エロ本は軽減税率適用から除外? 日本雑誌協会・日本書籍出版協会と出版倫理懇話会の意見交換会が初開催

2015.05.27

5月22日、日本雑誌協会・日本書籍出版協会と出版倫理懇話会の意見交換会が開催された。

 5月22日、神楽坂の日本書籍出版協会会議室で、出版物の軽減税率の適用範囲をめぐる日本雑誌協会・日本書籍出版協会と出版倫理懇話会の意見交換会が、初めて開催された。来年にも予定されている消費税10%への増税に際し、“文化”である出版物に軽減税率を適用するよう求めている。この軽減税率をめぐってはアダルトを除外すべきという意見もあり、議論となっている。

 この日の意見交換会は、日本雑誌協会・日本書籍出版協会などの関係者と出版倫理懇話会会員社以外には非公開で実施。筆者はそしらぬ顔で会場に入り座ってみたが、すぐに見つかり「厳しいですね……」と言われて、そそくさと退場。

 後ほど話を聞いた出版倫理懇話会に所属する、ある出版社の担当者は、次のように証言する。

「冒頭で4月に『出版文化に軽減税率適用を求める有識者会議』の発表した提言についての説明がありました。
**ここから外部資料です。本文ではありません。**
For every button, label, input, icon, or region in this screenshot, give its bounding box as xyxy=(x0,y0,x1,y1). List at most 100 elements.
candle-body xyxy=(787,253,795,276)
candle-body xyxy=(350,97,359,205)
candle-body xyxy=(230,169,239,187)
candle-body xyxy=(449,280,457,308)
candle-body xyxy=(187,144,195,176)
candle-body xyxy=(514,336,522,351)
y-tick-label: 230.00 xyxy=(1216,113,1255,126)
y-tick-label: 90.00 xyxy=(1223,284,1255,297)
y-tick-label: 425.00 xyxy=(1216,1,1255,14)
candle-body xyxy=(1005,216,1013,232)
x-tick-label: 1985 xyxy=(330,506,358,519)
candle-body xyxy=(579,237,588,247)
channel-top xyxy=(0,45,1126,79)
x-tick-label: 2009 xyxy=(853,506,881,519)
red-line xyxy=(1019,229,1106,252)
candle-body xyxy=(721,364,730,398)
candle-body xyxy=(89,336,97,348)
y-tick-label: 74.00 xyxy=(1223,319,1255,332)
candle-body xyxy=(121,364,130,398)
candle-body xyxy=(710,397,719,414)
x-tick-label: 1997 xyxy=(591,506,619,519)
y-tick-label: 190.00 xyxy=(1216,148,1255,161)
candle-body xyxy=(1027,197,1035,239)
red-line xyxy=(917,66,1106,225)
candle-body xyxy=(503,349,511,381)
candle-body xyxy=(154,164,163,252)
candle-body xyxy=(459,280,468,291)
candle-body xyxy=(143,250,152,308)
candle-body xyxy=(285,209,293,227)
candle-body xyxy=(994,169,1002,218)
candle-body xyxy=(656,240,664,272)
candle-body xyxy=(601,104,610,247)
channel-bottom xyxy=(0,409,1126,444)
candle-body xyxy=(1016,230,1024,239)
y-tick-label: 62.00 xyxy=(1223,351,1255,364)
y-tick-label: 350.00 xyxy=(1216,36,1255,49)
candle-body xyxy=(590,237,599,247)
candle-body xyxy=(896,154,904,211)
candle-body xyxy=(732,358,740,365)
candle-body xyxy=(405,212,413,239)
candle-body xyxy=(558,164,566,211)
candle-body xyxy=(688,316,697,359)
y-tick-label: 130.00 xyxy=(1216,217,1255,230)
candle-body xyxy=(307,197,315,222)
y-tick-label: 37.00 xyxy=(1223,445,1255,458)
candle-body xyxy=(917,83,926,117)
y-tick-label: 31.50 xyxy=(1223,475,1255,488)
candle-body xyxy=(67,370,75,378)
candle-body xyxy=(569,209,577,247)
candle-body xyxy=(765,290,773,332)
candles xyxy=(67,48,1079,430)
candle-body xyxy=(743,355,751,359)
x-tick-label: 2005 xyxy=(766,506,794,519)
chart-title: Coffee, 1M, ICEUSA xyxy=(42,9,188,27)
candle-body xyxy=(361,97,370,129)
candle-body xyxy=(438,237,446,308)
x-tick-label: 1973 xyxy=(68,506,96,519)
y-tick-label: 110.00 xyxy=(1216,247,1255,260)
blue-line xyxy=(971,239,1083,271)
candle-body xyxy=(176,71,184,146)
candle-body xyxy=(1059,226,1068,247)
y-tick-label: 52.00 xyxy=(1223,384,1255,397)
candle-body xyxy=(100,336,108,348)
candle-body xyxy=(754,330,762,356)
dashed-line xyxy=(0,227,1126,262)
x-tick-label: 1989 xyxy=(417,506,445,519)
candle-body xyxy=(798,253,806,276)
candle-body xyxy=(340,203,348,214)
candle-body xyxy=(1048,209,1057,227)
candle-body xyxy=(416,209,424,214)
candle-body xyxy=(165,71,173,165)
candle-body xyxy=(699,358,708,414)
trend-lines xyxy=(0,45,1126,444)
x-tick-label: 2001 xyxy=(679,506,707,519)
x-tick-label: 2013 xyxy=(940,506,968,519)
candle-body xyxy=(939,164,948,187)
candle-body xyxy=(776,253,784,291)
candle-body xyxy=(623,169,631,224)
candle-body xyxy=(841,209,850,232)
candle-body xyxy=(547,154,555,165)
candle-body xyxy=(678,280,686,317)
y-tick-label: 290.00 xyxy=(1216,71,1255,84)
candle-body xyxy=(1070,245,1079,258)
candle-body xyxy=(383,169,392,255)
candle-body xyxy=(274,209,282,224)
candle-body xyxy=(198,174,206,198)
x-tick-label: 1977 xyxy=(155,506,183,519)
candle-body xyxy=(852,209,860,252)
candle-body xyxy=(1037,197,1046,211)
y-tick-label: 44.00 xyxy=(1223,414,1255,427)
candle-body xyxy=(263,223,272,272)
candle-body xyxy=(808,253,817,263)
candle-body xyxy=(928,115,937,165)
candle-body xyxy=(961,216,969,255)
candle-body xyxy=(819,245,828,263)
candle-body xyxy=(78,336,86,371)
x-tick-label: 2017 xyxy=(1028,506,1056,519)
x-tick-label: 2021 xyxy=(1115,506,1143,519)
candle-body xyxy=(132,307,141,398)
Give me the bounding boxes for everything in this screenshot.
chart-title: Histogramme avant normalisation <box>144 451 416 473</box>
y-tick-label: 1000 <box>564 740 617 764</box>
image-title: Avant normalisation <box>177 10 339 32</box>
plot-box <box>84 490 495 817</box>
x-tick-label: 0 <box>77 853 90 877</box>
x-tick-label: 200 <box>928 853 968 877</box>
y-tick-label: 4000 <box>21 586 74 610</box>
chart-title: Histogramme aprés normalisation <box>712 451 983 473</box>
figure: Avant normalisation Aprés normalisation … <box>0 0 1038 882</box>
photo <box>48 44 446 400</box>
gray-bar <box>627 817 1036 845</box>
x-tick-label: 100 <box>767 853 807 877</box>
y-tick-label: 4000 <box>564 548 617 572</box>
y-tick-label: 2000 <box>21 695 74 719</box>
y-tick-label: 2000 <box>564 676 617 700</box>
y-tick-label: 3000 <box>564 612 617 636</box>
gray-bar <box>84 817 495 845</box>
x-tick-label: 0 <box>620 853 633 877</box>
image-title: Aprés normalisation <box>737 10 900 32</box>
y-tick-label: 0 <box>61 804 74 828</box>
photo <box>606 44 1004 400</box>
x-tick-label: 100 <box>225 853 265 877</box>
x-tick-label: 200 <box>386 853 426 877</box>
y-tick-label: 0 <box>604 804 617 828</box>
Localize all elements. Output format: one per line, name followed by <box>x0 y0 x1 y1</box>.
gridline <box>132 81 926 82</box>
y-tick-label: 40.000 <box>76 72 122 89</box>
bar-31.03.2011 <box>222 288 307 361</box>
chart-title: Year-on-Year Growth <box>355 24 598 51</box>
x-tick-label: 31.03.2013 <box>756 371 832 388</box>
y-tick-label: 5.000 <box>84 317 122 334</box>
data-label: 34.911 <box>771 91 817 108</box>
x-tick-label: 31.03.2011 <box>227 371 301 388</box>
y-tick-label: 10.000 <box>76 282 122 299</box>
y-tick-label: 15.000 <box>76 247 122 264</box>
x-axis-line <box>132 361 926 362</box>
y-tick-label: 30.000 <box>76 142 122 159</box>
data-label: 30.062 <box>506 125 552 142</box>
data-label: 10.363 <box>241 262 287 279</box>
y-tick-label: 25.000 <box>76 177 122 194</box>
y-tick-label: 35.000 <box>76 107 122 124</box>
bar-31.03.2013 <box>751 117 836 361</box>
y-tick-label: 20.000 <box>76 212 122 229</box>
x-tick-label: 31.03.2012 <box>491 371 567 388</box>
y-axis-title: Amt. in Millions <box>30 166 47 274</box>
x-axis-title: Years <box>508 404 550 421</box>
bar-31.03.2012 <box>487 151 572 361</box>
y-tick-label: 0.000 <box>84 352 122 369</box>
その上で、軽減税率を実施している諸外国の状況についての説明がありました。基本的にはすべての出版物について軽減税率の適用を求めていきたいとはいうのですが、『政治家の中には、18禁マークや小口止め(雑誌)はどうなのか』という意見もあるというのです。懇話会側としては、大手はアダルト誌を除外することで軽減税率適用を呑んでもらおうとしているのではないかと感じました」

 政府関係筋によれば、与党税制協議会では軽減税率を導入した場合に、どのような物品を対象にするか、個別具体的な議論が行われているという。例えば食料品についても、牛肉や豚肉に軽減税率を適用した場合に加工品も対象にするのかなどの議論も行われているという。そうした中で、出版業界に対しても「軽減税率を適用してほしいなら、対象となる範囲を分類すべき」という圧力がかかっているようだ。要は、娯楽誌やアダルト誌までも含めて“文化”だという出版側の言い分は認めず、アダルト誌などは軽減税率の適用対象とはしない、という態度で迫っているのだ。

「アダルト誌を軽減税率の対象から除外するなんて、困るというよりは冗談じゃないという思いです。これまで成人向けマークの自主規制をしたり、シール止めなど経費をかけて青少年の健全育成のために協力してきたのに、とんでもないことですよ」(前出の懇話会会員社・出版社社員)

 現在、付加価値税を導入している国は多いが、ポルノや娯楽雑誌への対応はさまざまだ。ドイツでは標準税率19%に対して、書籍は一律7%に設定。フランスでは標準税率21%に対して書籍は5.5%だが、ポルノやバイオレンスを扱う内容の出版物は軽減税率の適用外としている。また、イタリアでは標準税率22%に対してポルノは25%と、実質“ポルノ税”とも呼べる制度になっている。

 各国の制度はさまざまだが、フランスの場合はセックスやバイオレンス表現を扱った書籍が軽減税率の対象となるかどうかは、出版社側の判断に委ねられている。ただし、軽減税率対象とした書籍が、出版後に司法省によって“青少年にとって有害な出版物”と指定された場合、一定期間の出版停止などの罰則もある。そのため、ポルノを扱う出版社は最初から通常税率でポルノ誌などを出版しているという。

 出版の中で“文化”と“娯楽”を切り分けるとしても、その線引きをどこに置くかは、さらなる議論を呼びそうだ。